The basic steps are fairly straightforward to describe, just difficult to carry out. First, decide what you need to measure. That means looking at your system in much the same way you did with bottleneck analysis but augmenting your analysis with anything you know about the future growth of your system. You'll need to think about your system in context to do this.

Next, select appropriate tools to collect the information you'll need. (mrtg and cricket are the most obvious tools among those described in this book, but there are a number of other viable tools if you are willing to do the work to archive the data.) With the tools in place, begin monitoring your system, recording and archiving appropriate data. Deciding what to keep and how to organize it is a tremendously difficult problem. Every situation is different. Each situation is largely a question of balancing the amount of work involved in keeping the data in an organized and accessible manner with the likelihood that you will actually use it. This can come only from experience.

Once you have the measurements, you will need to analyze them.

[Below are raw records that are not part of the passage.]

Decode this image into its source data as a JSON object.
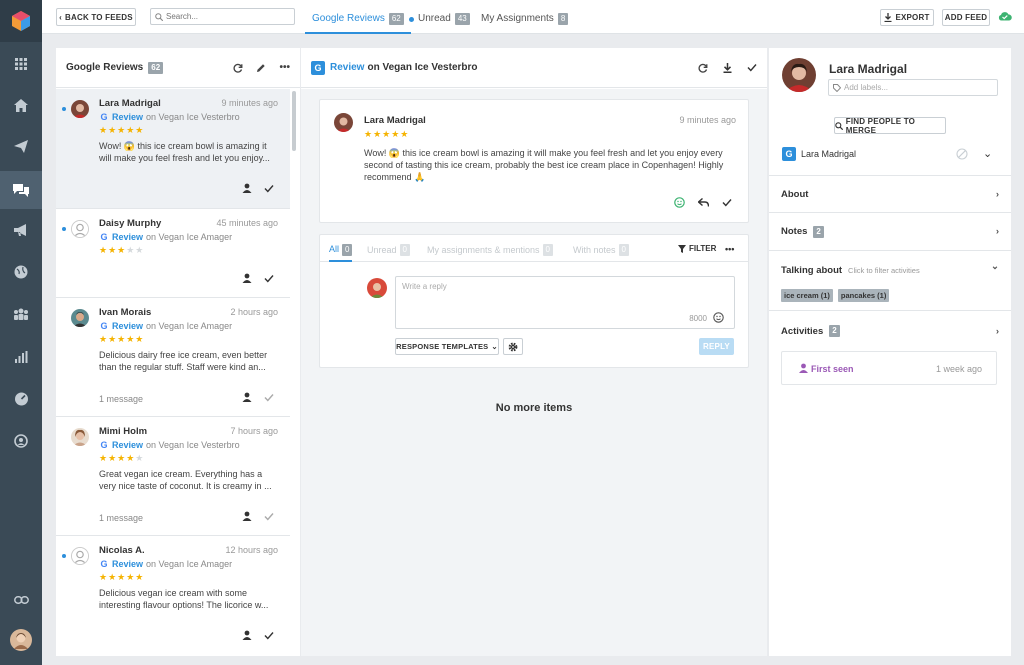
{
  "toolbar": {
    "back_label": "BACK TO FEEDS",
    "search_placeholder": "Search...",
    "tabs": [
      {
        "label": "Google Reviews",
        "count": "62"
      },
      {
        "label": "Unread",
        "count": "43"
      },
      {
        "label": "My Assignments",
        "count": "8"
      }
    ],
    "export_label": "EXPORT",
    "add_feed_label": "ADD FEED"
  },
  "feed": {
    "title": "Google Reviews",
    "count": "62",
    "items": [
      {
        "name": "Lara Madrigal",
        "time": "9 minutes ago",
        "type": "Review",
        "location": "on Vegan Ice Vesterbro",
        "rating": 5,
        "text": "Wow! 😱 this ice cream bowl is amazing it will make you feel fresh and let you enjoy...",
        "message": ""
      },
      {
        "name": "Daisy Murphy",
        "time": "45 minutes ago",
        "type": "Review",
        "location": "on Vegan Ice Amager",
        "rating": 3,
        "text": "",
        "message": ""
      },
      {
        "name": "Ivan Morais",
        "time": "2 hours ago",
        "type": "Review",
        "location": "on Vegan Ice Amager",
        "rating": 5,
        "text": "Delicious dairy free ice cream, even better than the regular stuff. Staff were kind an...",
        "message": "1 message"
      },
      {
        "name": "Mimi Holm",
        "time": "7 hours ago",
        "type": "Review",
        "location": "on Vegan Ice Vesterbro",
        "rating": 4,
        "text": "Great vegan ice cream. Everything has a very nice taste of coconut. It is creamy in ...",
        "message": "1 message"
      },
      {
        "name": "Nicolas A.",
        "time": "12 hours ago",
        "type": "Review",
        "location": "on Vegan Ice Amager",
        "rating": 5,
        "text": "Delicious vegan ice cream with some interesting flavour options! The licorice w...",
        "message": ""
      }
    ]
  },
  "detail": {
    "header_type": "Review",
    "header_location": "on Vegan Ice Vesterbro",
    "review": {
      "name": "Lara Madrigal",
      "time": "9 minutes ago",
      "rating": 5,
      "text": "Wow! 😱 this ice cream bowl is amazing it will make you feel fresh and let you enjoy every second of tasting this ice cream, probably the best ice cream place in Copenhagen! Highly recommend 🙏"
    },
    "subtabs": [
      {
        "label": "All",
        "count": "0"
      },
      {
        "label": "Unread",
        "count": "0"
      },
      {
        "label": "My assignments & mentions",
        "count": "0"
      },
      {
        "label": "With notes",
        "count": "0"
      }
    ],
    "filter_label": "FILTER",
    "reply_placeholder": "Write a reply",
    "char_count": "8000",
    "templates_label": "RESPONSE TEMPLATES",
    "reply_label": "REPLY",
    "empty_label": "No more items"
  },
  "profile": {
    "name": "Lara Madrigal",
    "labels_placeholder": "Add labels...",
    "merge_label": "FIND PEOPLE TO MERGE",
    "source_name": "Lara Madrigal",
    "about_label": "About",
    "notes_label": "Notes",
    "notes_count": "2",
    "talking_label": "Talking about",
    "talking_hint": "Click to filter activities",
    "tags": [
      "ice cream (1)",
      "pancakes (1)"
    ],
    "activities_label": "Activities",
    "activities_count": "2",
    "first_seen_label": "First seen",
    "first_seen_time": "1 week ago"
  },
  "colors": {
    "accent": "#2d8fdb",
    "rail": "#3a4a56",
    "star": "#f5b301",
    "first_seen": "#9b59b6"
  }
}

In general, focus on areas that show the greatest change. Collecting and analyzing data will be an iterative process. If little is different from one measurement to the next, then collect data less frequently. When there is high variability, collect more often.

Finally, you'll make your predictions and adjust your system accordingly.

There are a number of difficulties in capacity planning. Perhaps the greatest difficulty comes with unanticipated, fundamental changes in the way your network is used. If you will be offering new services, predictions based on trends that predate these services will not adequately predict new needs. For example, if you are introducing new technologies such as Internet telephony or video, trend analysis before the fact will be of limited value. There is a saying that you can't predict how many people will use a bridge by counting how many people are currently swimming across the river. If this is the case, about the best you can do is look to others who have built similar bridges over similar rivers.

Another closely related problem is differential growth. If your network, like most, provides a variety of different services, then they are probably growing at different rates. This makes it very difficult to predict aggregate performance or need if you haven't adequately collected data to analyze individual trends.

Yet another difficulty is motivation. The key to trend analysis is keeping adequate records, i.e., measuring and recording information in a way that makes it accessible and usable. This is difficult for many people since the records won't have much immediate utility. Their worth comes from being able to look back at them over time for trends. It is difficult to invest the time needed to collect and maintain this data when there will be no immediate return on the effort and when fundamental changes can destroy the utility of the data.

You should be aware of these difficulties, but you should not let them discourage you. The cost of not doing capacity planning is much greater.